Multi GPU segmentation using DataParallel - how to aggregate

I’m training a segmentation network on multiple GPUs and I’m using DataParallel.

My Dataset returns a dict of multiple tesnsors. e.g {“image”:…, “segmentation”:…, “weight_map”:…, …].

and on my main training loop (get batch, send to module, calculate loss, backward(), print logs,…) I want to have access to all the information generated.

e.g - when calculating the loss, I’m using the “weight_map”, and timely I want to save a random image of the current batch externally for illustration.

Option 1 is to send the entire dict to the Module, let it calculate the segmentation, calculate the loss and return just the final value.

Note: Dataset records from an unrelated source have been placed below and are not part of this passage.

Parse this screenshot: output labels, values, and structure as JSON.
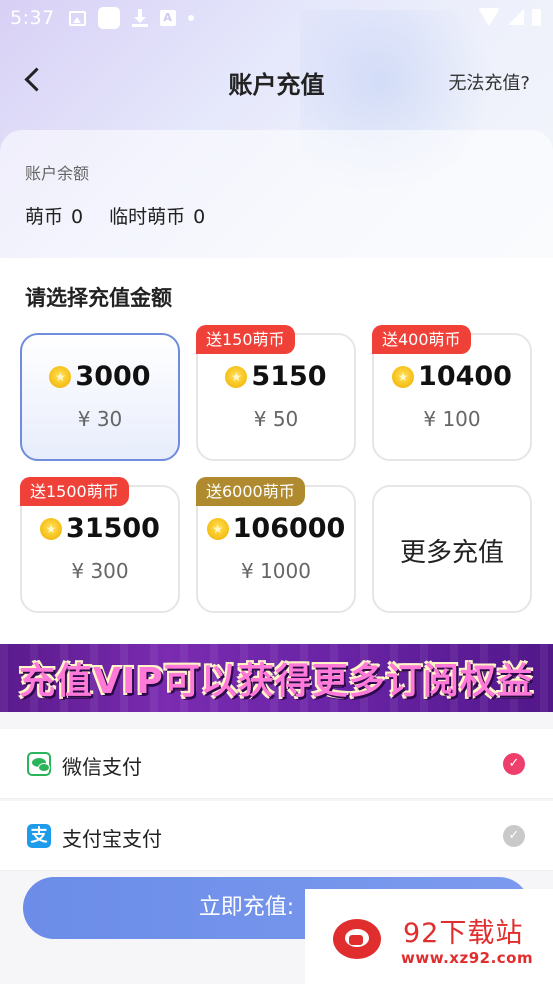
{
  "status_bar": {
    "time": "5:37"
  },
  "header": {
    "title": "账户充值",
    "help_link": "无法充值?"
  },
  "balance": {
    "label": "账户余额",
    "coins_label": "萌币",
    "coins_value": "0",
    "temp_coins_label": "临时萌币",
    "temp_coins_value": "0"
  },
  "select": {
    "title": "请选择充值金额",
    "packages": [
      {
        "coins": "3000",
        "price": "¥ 30",
        "bonus": "",
        "selected": true
      },
      {
        "coins": "5150",
        "price": "¥ 50",
        "bonus": "送150萌币"
      },
      {
        "coins": "10400",
        "price": "¥ 100",
        "bonus": "送400萌币"
      },
      {
        "coins": "31500",
        "price": "¥ 300",
        "bonus": "送1500萌币"
      },
      {
        "coins": "106000",
        "price": "¥ 1000",
        "bonus": "送6000萌币"
      }
    ],
    "more_label": "更多充值"
  },
  "banner": {
    "text": "充值VIP可以获得更多订阅权益"
  },
  "payments": [
    {
      "label": "微信支付",
      "icon": "wechat-icon",
      "selected": true
    },
    {
      "label": "支付宝支付",
      "icon": "alipay-icon",
      "icon_glyph": "支",
      "selected": false
    }
  ],
  "submit": {
    "label": "立即充值:"
  },
  "watermark": {
    "title": "92下载站",
    "url": "www.xz92.com"
  },
  "colors": {
    "accent": "#6f8ddc",
    "bonus_red": "#ef4138",
    "bonus_gold": "#b08a2e",
    "check_on": "#ee3e6c",
    "button": "#7391ea"
  }
}
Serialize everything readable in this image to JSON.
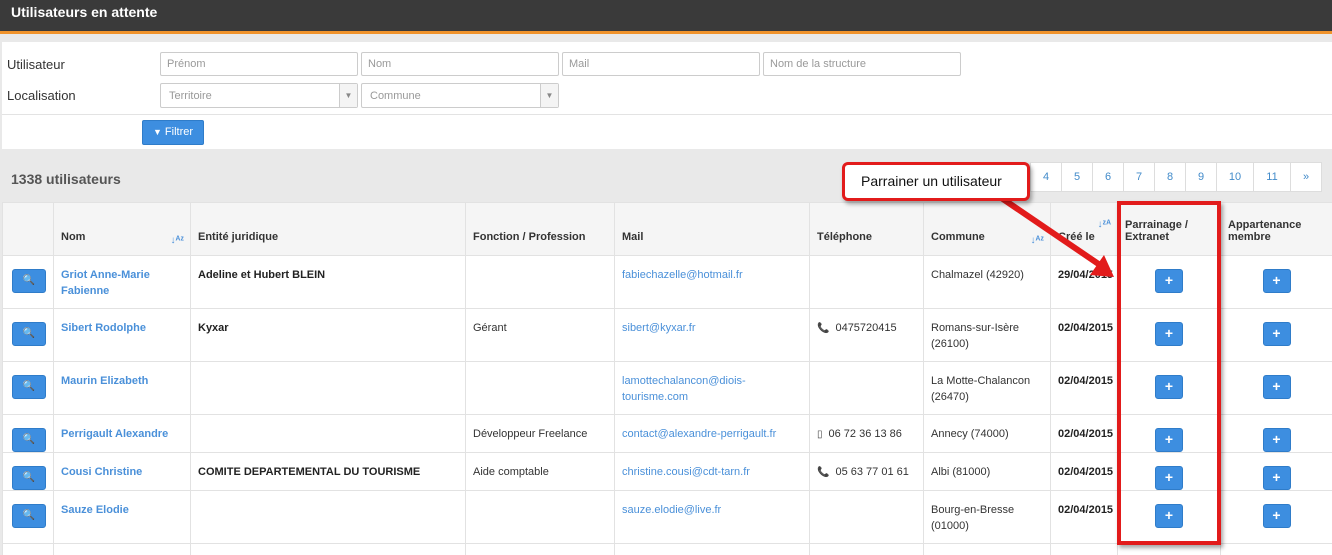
{
  "header": {
    "title": "Utilisateurs en attente"
  },
  "filters": {
    "user_label": "Utilisateur",
    "location_label": "Localisation",
    "prenom_placeholder": "Prénom",
    "nom_placeholder": "Nom",
    "mail_placeholder": "Mail",
    "structure_placeholder": "Nom de la structure",
    "territoire_placeholder": "Territoire",
    "commune_placeholder": "Commune",
    "filter_button": "Filtrer"
  },
  "summary": {
    "count": "1338 utilisateurs"
  },
  "pagination": [
    "4",
    "5",
    "6",
    "7",
    "8",
    "9",
    "10",
    "11",
    "»"
  ],
  "annotation": {
    "callout": "Parrainer un utilisateur",
    "color": "#e21b1b"
  },
  "table": {
    "headers": {
      "nom": "Nom",
      "entite": "Entité juridique",
      "fonction": "Fonction / Profession",
      "mail": "Mail",
      "telephone": "Téléphone",
      "commune": "Commune",
      "cree": "Créé le",
      "parrainage": "Parrainage / Extranet",
      "appartenance": "Appartenance membre"
    },
    "rows": [
      {
        "nom": "Griot Anne-Marie Fabienne",
        "entite": "Adeline et Hubert BLEIN",
        "fonction": "",
        "mail": "fabiechazelle@hotmail.fr",
        "phone_icon": "",
        "telephone": "",
        "commune": "Chalmazel (42920)",
        "date": "29/04/2015"
      },
      {
        "nom": "Sibert Rodolphe",
        "entite": "Kyxar",
        "fonction": "Gérant",
        "mail": "sibert@kyxar.fr",
        "phone_icon": "phone-icon",
        "telephone": "0475720415",
        "commune": "Romans-sur-Isère (26100)",
        "date": "02/04/2015"
      },
      {
        "nom": "Maurin Elizabeth",
        "entite": "",
        "fonction": "",
        "mail": "lamottechalancon@diois-tourisme.com",
        "phone_icon": "",
        "telephone": "",
        "commune": "La Motte-Chalancon (26470)",
        "date": "02/04/2015"
      },
      {
        "nom": "Perrigault Alexandre",
        "entite": "",
        "fonction": "Développeur Freelance",
        "mail": "contact@alexandre-perrigault.fr",
        "phone_icon": "mobile-icon",
        "telephone": "06 72 36 13 86",
        "commune": "Annecy (74000)",
        "date": "02/04/2015"
      },
      {
        "nom": "Cousi Christine",
        "entite": "COMITE DEPARTEMENTAL DU TOURISME",
        "fonction": "Aide comptable",
        "mail": "christine.cousi@cdt-tarn.fr",
        "phone_icon": "phone-icon",
        "telephone": "05 63 77 01 61",
        "commune": "Albi (81000)",
        "date": "02/04/2015"
      },
      {
        "nom": "Sauze Elodie",
        "entite": "",
        "fonction": "",
        "mail": "sauze.elodie@live.fr",
        "phone_icon": "",
        "telephone": "",
        "commune": "Bourg-en-Bresse (01000)",
        "date": "02/04/2015"
      }
    ]
  }
}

Option 2 is to send just the image to the Module, take back the calculated segmentation and calculate the loss, and everything else on the main loop…

I’m not sure if I’m using these modules the way they were intended to be used, something here feels strange (batching dicts, doing work on the main loop, …)

Option 2 would be the standard approach, i.e. the loss would be calculated on the default device.
This also means that your default device will accumulate more memory then the other GPUs due to the target, loss etc. being stored there.
Option 1 is described in @Thomas_Wolf’s blog post.

Your approach sounds valid to me. Batching dicts should also work without a problem.